Friday, 4 August 2017

hand / machine - after thoughts


hand / machine - a final year project 

A few months has passed and I finally feel able to put into words the whirlwind that was my final year at Gray's. My project, Hand/Machine, was a labour of love and stress that I am so glad is over, but simultaneously I am restless to create again.

At the beginning of the year, what I thought I would make is not anywhere near what I actually made, but when I look at the outcomes, what was photographed comes across exactly how I pictured it in my mind as I was making it in the last few months of the year!

Initially, I envisaged a largely sustainably sourced collection and one focused on digital and tech waste, but by the end the influences of my dissertation research and contextual research of knitwear and artists morphed my project into one that combines hand and machine knitting in such a way as to invoke a sense of nostalgia and a need to touch it - almost recreating an ugly jumper knitted by a grandmother. 

By incorporating two distinct methods of making - a "commercial" approach and a "conceptual" approach, each half of the collection involved differing processes and timescales that really pushed me. 

With the machine knitted pieces - two jumpers with "trails" within their patterning - I followed a more commercial approach that involved more planning and actual forethought into the design and shape. The patterning developed from the mark making I had fun doing based on the photographs of unnoticed man made objects in the environment. Wiggles, lines and dots were placed within each section of the jumper in a completely random manner, following a pattern for a jumper I made up before hand. 

In the more conceptual approach, I started with a large amount of soft, merino wool in shades that linked with my mark making, and started knitting with 10mm and 12mm circular knitting needles. The jumper and cardigan were knitted bit by bit, photographed after a period of knitting so I could place it on the body and work out where the piece was going to go. I enjoyed this process so much as I was able to change the plan of knitting as I went, molding and shaping the two pieces into something simultaneously nostalgic and traditional as well as innovative and fresh.

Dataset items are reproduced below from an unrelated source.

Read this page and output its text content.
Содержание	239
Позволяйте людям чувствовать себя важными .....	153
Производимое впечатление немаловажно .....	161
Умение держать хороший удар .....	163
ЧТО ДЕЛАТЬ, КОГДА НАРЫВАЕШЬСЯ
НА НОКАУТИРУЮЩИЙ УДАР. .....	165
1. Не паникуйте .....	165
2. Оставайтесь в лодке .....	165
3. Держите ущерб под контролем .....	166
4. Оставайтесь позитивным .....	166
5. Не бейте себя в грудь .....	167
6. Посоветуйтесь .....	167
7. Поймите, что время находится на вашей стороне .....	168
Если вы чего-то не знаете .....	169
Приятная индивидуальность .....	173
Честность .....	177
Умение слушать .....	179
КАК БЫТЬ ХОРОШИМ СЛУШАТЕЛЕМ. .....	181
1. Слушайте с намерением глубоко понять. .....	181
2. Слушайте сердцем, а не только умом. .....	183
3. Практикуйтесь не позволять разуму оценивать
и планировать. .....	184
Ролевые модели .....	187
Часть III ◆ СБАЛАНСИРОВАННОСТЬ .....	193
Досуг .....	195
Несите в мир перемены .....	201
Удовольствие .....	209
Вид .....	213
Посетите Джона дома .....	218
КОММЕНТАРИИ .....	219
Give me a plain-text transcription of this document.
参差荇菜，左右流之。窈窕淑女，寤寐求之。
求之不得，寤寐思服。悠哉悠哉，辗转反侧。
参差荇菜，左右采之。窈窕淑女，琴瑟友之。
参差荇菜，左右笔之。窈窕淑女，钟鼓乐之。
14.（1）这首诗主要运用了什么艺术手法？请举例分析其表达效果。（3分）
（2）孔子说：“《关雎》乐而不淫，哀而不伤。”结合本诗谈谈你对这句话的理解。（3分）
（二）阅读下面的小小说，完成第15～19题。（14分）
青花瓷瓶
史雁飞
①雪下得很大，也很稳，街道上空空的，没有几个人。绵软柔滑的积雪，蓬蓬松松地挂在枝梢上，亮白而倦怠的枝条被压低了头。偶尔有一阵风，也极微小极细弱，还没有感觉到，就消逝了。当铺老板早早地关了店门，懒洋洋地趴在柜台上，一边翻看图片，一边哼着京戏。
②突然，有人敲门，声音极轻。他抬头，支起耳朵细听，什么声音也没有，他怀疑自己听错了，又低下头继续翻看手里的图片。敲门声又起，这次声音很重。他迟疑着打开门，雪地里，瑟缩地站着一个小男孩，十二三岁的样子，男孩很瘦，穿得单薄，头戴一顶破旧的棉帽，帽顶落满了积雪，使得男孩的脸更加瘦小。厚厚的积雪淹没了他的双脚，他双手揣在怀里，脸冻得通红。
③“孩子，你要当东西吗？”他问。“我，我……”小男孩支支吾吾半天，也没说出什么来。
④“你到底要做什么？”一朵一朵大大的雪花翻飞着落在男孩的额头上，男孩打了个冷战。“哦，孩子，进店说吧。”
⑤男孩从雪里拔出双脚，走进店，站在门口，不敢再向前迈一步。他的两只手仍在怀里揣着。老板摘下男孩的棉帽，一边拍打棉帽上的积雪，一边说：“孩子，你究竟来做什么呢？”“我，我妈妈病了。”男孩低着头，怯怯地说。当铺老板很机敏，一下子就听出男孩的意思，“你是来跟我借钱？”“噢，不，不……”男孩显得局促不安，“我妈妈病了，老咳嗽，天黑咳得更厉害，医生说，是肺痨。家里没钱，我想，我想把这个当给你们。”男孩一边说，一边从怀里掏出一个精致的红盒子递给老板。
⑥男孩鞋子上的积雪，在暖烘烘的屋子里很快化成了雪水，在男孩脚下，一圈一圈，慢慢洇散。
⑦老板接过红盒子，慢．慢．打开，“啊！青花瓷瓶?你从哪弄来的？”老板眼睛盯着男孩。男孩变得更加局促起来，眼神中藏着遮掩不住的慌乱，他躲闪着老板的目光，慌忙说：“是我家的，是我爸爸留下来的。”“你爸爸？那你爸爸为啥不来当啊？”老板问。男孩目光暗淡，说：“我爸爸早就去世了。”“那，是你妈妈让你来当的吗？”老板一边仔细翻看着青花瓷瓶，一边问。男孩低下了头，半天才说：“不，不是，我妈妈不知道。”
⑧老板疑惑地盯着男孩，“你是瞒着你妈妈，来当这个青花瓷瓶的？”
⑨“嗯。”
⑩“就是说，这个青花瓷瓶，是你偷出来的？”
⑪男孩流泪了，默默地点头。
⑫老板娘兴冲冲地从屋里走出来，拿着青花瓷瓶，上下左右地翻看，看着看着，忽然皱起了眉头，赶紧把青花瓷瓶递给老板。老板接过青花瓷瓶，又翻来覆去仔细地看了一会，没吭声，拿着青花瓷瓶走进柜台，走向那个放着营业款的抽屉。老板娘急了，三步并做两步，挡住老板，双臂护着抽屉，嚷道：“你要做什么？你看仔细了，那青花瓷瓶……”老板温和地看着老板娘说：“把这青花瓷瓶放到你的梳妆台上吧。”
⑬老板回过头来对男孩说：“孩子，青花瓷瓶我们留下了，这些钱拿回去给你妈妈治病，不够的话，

By the time the fashion show on the 12th and 13th May came around, I had just 40 hours to finish off half the collection and add in knitted pants and socks(!) It was one of the most stressful periods of my life so far, but luckily I did not shake too much while hand-joining socks together, and the show went very well. All I know is I do not plan on staying up for 40 straight hours ever again in my life.

The last few weeks of fourth year were much calmer, involving making a sub collection derived from hand/machine, and sorting paper work and portfolio work into something more cohesive than the mess that was in my brain. 

Hand/Machine has been such a fun project, and I can't wait to continue looking in depth at nostalgia and knitting when I move down to London to study MA Textiles at the Royal College of Art. I am already looking at Hand/Machine and seeing ways to improve it... I hope to make more knitted soft things that provoke excitement and enthusiasm for knitting as a craft and art from those that look at it.